When the variability indices (SDNN, SDANN, pNN50, etc) are presented low and exist complex ventricular arrhythmias during the monitorizao, the possibility of identification of individuals of bigger risk for sudden death, increase. Some studies have shown that the preditivo value of the Holter increases when the information of the RR variability are added. With the advance of the technology, mainly of computer science, the physician makes use currently of plus a weapon in the stratification of risk of patients with complex ventricular arrhythmias. Still exactly during the accomplishment of the electrocardiographic monitorizao of 24 hours, the analysis of the high resolution eletrocardiograma can supply useful information regarding the presence or not of arritmognico substratum. In a circuit re-entrant, the depolarization of the area of slow conduction occurs at the moment where the depolarization of the fabric normal is finishing or already it was completed. The electric activity of this region is quiet with the methods of conventional electrocardiographic registers. However, with the aid of softwares sophisticated and the manipulation adequate of the electric signals, the activation of the area of slow conduction can be detected by the high resolution eletrocardiograma. The information of this disgnostic modality also can be gotten jointly with the total of extra-sstoles or ventricular arrhythmias and with the variability of interval RR during the electrocardiographic monitorizao 24-hour thus increasing, positive the preditivo value of the gotten results.

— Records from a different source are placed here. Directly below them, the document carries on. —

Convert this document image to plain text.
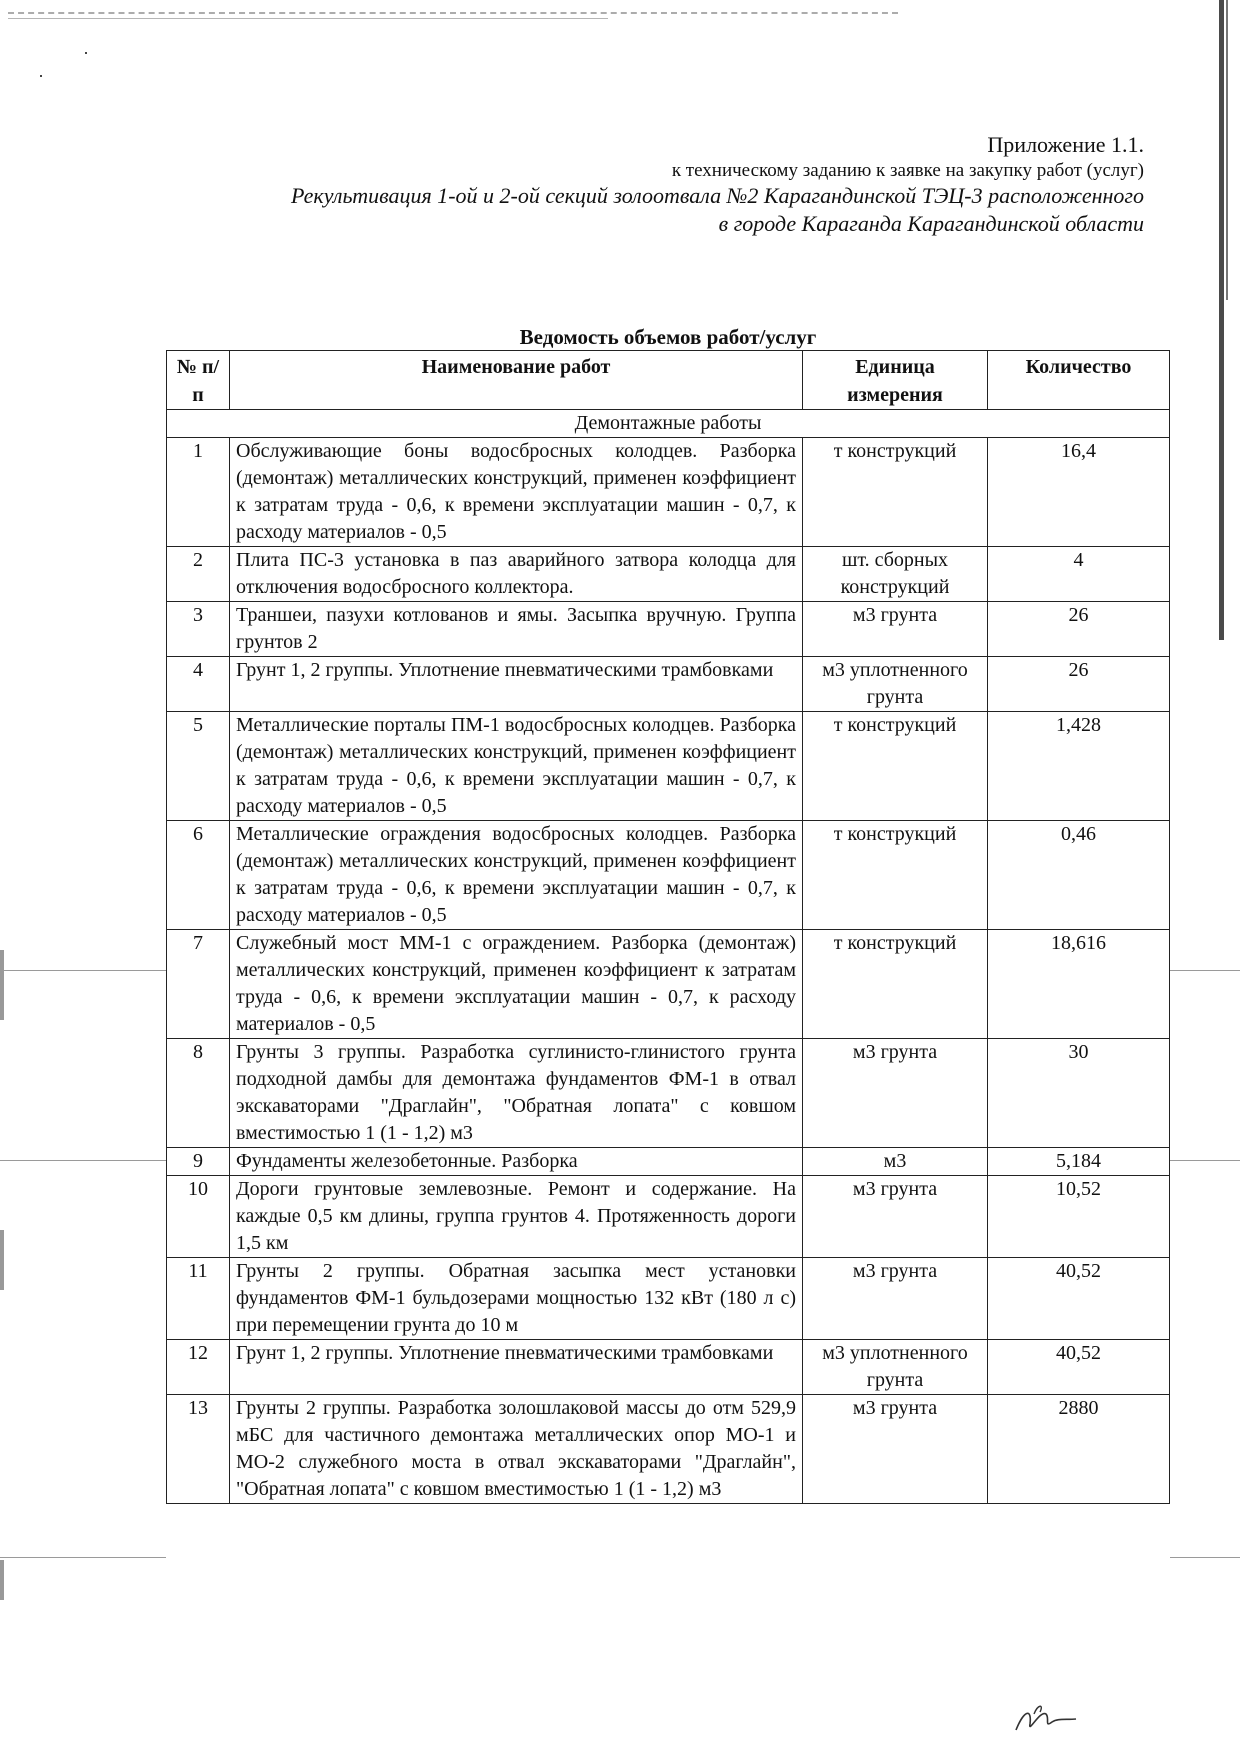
Приложение 1.1.
к техническому заданию к заявке на закупку работ (услуг)
Рекультивация 1-ой и 2-ой секций золоотвала №2 Карагандинской ТЭЦ-3 расположенного
в городе Караганда Карагандинской области
Ведомость объемов работ/услуг
№ п/п	Наименование работ	Единица измерения	Количество
Демонтажные работы			
1	Обслуживающие боны водосбросных колодцев. Разборка (демонтаж) металлических конструкций, применен коэффициент к затратам труда - 0,6, к времени эксплуатации машин - 0,7, к расходу материалов - 0,5	т конструкций	16,4
2	Плита ПС-3 установка в паз аварийного затвора колодца для отключения водосбросного коллектора.	шт. сборных конструкций	4
3	Траншеи, пазухи котлованов и ямы. Засыпка вручную. Группа грунтов 2	м3 грунта	26
4	Грунт 1, 2 группы. Уплотнение пневматическими трамбовками	м3 уплотненного грунта	26
5	Металлические порталы ПМ-1 водосбросных колодцев. Разборка (демонтаж) металлических конструкций, применен коэффициент к затратам труда - 0,6, к времени эксплуатации машин - 0,7, к расходу материалов - 0,5	т конструкций	1,428
6	Металлические ограждения водосбросных колодцев. Разборка (демонтаж) металлических конструкций, применен коэффициент к затратам труда - 0,6, к времени эксплуатации машин - 0,7, к расходу материалов - 0,5	т конструкций	0,46
7	Служебный мост ММ-1 с ограждением. Разборка (демонтаж) металлических конструкций, применен коэффициент к затратам труда - 0,6, к времени эксплуатации машин - 0,7, к расходу материалов - 0,5	т конструкций	18,616
8	Грунты 3 группы. Разработка суглинисто-глинистого грунта подходной дамбы для демонтажа фундаментов ФМ-1 в отвал экскаваторами "Драглайн", "Обратная лопата" с ковшом вместимостью 1 (1 - 1,2) м3	м3 грунта	30
9	Фундаменты железобетонные. Разборка	м3	5,184
10	Дороги грунтовые землевозные. Ремонт и содержание. На каждые 0,5 км длины, группа грунтов 4. Протяженность дороги 1,5 км	м3 грунта	10,52
11	Грунты 2 группы. Обратная засыпка мест установки фундаментов ФМ-1 бульдозерами мощностью 132 кВт (180 л с) при перемещении грунта до 10 м	м3 грунта	40,52
12	Грунт 1, 2 группы. Уплотнение пневматическими трамбовками	м3 уплотненного грунта	40,52
13	Грунты 2 группы. Разработка золошлаковой массы до отм 529,9 мБС для частичного демонтажа металлических опор МО-1 и МО-2 служебного моста в отвал экскаваторами "Драглайн", "Обратная лопата" с ковшом вместимостью 1 (1 - 1,2) м3	м3 грунта	2880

The studies that analyze the importance of not invasive methods of inquiry in the stratification of risk of patients with cardiac arrhythmias demonstrate that positive the preditivo value of these methods more is raised of what when the information for offered them are considered separately. With the knowledge of that the dispersion of the duration of interval QT as well as, the electric alternation of waves T can indicate the probability of bigger risk of arrhythmic events e, therefore, of sudden death, the incorporation of the analysis of these 0 variable during the electrocardiographic monitorizao 24-hour, will have to improve still more the capacity of this technique to identify the patients of high risk.